The location of Fort Santiago was once the site of a palisaded fort, armed with bronze guns, of Rajah Sulaiman, a Muslim chieftain of pre-Hispanic Manila. It was destroyed by maestre de campo (master-of-camp) Martin de Goiti who, upon arriving in 1570 from Cebu, fought several battles with the Islamic natives. The Spaniards started building Fort Santiago (Fuerza de Santiago) after the establishment of the city of Manila under Spanish rule on June 24, 1571, and made Manila the capital of the newly colonized country.

The first fort was a structure of palm logs and earth. Most of it was destroyed when the city was invaded by Chinese pirates led by Limahong. Martin de Goiti was killed during the siege. After a fierce conflict, the Spaniards under the leadership of Juan de Salcedo, eventually drove the pirates out to Pangasinan province to the north, and eventually out of the country.

The construction of Fort Santiago with hard stone, together with the original fortified walls of Intramuros, commenced in 1590 and finished in 1593 during the reign of Gómez Pérez Dasmariñas. The stones used were volcanic tuff quarried from Guadalupe (now Gualupe Viejo in Makati). The fort as Dasmariñas left it consisted of a castellated structure without towers, trapezoidal in trace, its straight gray front projecting into the river mouth.
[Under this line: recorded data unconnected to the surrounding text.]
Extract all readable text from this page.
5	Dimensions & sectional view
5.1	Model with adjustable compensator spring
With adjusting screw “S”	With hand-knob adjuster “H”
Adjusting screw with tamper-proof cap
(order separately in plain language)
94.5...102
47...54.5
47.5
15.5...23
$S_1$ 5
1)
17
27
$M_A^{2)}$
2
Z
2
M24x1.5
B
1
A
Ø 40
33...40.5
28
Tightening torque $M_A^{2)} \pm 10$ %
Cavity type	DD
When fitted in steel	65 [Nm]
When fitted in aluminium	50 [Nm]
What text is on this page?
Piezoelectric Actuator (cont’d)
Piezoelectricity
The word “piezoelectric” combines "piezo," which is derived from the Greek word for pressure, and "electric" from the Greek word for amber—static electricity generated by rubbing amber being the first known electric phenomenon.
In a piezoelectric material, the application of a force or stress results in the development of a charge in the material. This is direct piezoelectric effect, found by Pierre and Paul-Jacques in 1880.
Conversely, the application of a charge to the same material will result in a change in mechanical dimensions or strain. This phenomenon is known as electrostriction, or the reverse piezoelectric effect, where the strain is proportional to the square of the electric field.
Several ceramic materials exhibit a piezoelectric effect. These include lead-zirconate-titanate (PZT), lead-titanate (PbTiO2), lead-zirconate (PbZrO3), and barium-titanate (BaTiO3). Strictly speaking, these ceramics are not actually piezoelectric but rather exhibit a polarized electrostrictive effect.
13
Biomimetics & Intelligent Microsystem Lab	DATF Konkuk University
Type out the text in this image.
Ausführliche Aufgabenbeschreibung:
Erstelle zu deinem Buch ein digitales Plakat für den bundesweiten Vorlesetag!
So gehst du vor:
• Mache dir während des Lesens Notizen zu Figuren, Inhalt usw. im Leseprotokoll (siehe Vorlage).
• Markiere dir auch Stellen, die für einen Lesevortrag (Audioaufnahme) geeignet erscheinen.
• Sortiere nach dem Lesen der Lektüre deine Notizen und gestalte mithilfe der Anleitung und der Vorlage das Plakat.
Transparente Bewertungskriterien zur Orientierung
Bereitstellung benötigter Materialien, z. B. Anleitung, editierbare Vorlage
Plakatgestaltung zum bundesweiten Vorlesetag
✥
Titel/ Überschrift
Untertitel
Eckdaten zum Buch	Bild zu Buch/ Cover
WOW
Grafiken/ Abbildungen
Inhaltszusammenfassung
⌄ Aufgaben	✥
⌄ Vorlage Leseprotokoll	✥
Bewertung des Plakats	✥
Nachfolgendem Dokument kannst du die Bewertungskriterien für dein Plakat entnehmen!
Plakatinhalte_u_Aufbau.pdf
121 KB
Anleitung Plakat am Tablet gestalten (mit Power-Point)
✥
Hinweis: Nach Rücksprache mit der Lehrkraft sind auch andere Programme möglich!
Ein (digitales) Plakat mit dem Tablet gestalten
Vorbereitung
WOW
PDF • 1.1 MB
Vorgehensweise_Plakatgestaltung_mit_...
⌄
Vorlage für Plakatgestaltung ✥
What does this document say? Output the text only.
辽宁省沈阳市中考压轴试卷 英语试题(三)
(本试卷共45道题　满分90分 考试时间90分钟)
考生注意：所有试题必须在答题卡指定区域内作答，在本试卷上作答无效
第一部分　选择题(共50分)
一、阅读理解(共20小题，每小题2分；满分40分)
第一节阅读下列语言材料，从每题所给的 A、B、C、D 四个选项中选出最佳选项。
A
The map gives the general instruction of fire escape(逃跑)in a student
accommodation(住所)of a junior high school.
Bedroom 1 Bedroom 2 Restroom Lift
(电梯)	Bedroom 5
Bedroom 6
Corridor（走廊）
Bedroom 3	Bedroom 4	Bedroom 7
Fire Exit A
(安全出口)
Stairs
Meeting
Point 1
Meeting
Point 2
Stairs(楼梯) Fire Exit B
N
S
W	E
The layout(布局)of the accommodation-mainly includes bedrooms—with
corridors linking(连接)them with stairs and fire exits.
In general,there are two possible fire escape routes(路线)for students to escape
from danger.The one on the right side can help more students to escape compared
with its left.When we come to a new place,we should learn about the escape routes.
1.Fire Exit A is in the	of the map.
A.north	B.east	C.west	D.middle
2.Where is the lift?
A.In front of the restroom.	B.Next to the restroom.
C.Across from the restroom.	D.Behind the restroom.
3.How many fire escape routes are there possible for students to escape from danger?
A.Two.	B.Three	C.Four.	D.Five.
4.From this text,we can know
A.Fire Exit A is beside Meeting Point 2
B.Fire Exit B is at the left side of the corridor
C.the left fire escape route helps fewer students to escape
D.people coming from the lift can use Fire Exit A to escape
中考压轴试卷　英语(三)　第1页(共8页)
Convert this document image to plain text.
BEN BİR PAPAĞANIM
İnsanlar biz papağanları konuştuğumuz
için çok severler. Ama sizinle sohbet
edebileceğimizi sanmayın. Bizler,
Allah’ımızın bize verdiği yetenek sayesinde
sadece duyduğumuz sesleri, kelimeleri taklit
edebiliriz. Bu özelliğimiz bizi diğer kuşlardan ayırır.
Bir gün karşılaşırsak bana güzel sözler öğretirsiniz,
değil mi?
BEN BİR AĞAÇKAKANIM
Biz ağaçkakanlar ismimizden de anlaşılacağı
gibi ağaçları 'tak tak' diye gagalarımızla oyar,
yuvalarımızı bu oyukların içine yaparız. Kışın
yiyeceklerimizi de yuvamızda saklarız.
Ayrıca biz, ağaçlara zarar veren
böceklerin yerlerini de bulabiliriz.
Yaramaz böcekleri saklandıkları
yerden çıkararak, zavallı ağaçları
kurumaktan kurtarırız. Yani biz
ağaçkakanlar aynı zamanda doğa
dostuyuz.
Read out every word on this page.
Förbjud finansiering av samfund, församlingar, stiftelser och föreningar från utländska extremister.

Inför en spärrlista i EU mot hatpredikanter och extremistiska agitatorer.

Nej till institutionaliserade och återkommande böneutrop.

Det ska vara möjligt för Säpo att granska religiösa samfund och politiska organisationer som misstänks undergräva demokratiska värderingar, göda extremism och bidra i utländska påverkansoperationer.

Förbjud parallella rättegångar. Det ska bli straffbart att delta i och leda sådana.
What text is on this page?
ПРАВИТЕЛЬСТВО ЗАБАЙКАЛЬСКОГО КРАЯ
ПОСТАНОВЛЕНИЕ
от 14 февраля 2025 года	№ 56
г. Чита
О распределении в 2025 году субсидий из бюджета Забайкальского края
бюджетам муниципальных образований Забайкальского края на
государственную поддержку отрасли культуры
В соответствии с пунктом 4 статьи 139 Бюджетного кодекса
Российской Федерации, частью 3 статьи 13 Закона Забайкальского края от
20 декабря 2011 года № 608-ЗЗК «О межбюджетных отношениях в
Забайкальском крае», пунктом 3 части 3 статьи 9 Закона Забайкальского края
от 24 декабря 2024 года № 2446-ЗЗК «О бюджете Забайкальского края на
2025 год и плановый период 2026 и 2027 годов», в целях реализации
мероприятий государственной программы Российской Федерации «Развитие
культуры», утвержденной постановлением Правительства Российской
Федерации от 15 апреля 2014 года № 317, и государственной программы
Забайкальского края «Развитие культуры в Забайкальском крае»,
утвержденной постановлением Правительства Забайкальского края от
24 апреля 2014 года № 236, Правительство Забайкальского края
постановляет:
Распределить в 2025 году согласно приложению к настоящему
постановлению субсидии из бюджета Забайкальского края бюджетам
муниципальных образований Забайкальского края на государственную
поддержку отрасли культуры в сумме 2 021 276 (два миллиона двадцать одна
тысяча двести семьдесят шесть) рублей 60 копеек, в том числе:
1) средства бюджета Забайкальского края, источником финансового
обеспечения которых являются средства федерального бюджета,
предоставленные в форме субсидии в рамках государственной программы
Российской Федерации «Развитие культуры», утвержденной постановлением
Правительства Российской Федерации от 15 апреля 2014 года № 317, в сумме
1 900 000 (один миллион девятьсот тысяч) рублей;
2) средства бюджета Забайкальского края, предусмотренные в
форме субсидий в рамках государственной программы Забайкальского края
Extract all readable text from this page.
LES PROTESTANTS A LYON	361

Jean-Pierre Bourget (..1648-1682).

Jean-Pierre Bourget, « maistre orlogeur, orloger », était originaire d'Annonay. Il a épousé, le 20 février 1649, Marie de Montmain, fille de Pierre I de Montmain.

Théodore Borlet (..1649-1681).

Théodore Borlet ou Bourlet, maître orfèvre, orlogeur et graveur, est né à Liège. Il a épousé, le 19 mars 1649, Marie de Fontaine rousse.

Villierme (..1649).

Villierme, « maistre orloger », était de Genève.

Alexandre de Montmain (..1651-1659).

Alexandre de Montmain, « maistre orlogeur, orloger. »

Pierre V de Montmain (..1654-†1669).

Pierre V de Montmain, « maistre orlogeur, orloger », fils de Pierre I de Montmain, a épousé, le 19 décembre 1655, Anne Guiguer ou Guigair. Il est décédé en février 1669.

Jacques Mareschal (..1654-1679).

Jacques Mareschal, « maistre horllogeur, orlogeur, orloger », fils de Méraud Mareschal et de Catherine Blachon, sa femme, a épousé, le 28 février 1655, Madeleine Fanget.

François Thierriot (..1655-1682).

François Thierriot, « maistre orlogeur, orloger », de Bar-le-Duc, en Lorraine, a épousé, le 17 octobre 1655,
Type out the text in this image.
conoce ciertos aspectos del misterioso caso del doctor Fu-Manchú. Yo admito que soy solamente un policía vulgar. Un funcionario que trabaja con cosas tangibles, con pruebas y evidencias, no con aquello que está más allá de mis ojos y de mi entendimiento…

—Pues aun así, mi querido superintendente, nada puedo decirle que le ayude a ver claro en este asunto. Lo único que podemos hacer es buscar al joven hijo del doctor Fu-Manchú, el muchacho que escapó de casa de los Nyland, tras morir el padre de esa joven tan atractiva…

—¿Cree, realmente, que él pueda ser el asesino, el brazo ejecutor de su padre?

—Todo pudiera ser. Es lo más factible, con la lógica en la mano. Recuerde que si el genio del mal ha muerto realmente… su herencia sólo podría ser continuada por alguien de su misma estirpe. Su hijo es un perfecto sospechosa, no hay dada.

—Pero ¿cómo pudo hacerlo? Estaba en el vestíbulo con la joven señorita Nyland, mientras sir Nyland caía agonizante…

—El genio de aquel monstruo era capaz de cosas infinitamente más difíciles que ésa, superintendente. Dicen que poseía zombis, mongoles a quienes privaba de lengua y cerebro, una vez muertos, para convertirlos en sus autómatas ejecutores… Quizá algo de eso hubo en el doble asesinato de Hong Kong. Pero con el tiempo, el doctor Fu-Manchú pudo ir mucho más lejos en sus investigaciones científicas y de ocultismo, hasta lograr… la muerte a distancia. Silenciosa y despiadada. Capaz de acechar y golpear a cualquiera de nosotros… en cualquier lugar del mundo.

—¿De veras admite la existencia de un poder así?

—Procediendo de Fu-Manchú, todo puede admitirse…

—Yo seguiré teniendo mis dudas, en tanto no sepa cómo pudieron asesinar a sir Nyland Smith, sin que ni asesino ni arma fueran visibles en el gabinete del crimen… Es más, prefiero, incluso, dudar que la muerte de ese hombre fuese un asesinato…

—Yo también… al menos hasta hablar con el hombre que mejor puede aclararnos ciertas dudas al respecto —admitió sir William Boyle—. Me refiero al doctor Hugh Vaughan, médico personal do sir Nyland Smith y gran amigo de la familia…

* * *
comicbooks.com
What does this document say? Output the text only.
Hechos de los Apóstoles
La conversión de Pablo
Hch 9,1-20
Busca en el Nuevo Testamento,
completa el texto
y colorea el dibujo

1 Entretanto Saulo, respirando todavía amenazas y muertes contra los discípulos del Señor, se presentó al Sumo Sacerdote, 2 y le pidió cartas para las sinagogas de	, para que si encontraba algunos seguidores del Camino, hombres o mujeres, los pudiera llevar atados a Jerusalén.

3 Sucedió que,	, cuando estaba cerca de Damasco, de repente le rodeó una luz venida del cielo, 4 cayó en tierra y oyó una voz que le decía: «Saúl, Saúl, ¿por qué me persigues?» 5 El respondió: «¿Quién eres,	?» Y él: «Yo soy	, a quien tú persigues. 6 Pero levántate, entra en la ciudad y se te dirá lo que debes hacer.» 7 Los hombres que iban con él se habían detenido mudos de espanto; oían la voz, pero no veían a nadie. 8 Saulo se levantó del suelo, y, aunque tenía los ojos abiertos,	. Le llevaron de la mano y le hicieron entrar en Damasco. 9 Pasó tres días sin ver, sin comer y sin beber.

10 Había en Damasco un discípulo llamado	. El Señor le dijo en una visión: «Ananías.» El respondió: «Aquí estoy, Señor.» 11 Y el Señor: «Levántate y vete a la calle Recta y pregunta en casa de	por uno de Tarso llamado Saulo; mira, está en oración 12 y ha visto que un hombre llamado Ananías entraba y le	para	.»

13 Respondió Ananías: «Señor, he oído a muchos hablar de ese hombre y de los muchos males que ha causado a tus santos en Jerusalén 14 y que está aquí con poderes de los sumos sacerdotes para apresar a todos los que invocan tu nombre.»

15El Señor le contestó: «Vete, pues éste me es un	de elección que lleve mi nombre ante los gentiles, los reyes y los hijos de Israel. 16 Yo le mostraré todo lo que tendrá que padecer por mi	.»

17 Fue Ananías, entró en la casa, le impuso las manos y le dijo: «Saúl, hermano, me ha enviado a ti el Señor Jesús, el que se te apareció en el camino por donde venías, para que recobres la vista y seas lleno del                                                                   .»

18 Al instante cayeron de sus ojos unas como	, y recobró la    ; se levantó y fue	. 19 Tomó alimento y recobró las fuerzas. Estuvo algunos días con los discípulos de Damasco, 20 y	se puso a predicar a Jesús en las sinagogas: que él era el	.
Arches supported an open gun platform above, named the battery of Santa Barbara, the patron saint of all good artillerymen. These arches formed casemates which afforded a lower tier of fire through embrasures. Curtain walls of simplest character, without counter forts or interior buttresses, extended the flanks to a fourth front facing the city.

In 1714, the ornate gate of Fort Santiago was erected together with some military barracks. The Luzon earthquakes of 1880, which destroyed much of the city of Manila, destroyed the front edifice of the fort changing its character.

During the leadership of Fernándo Valdés y Tamon in the 1730s, a large semicircular gun platform to the front called media naranja (half orange) and another of lesser dimensions to the river flank were added to the Bastion of Santa Barbara. The casemates were then filled in and embrasures closed. He also changed the curtain wall facing cityward to a bastioned front. A lower parapet, bordering the interior moat, connects the two bastions.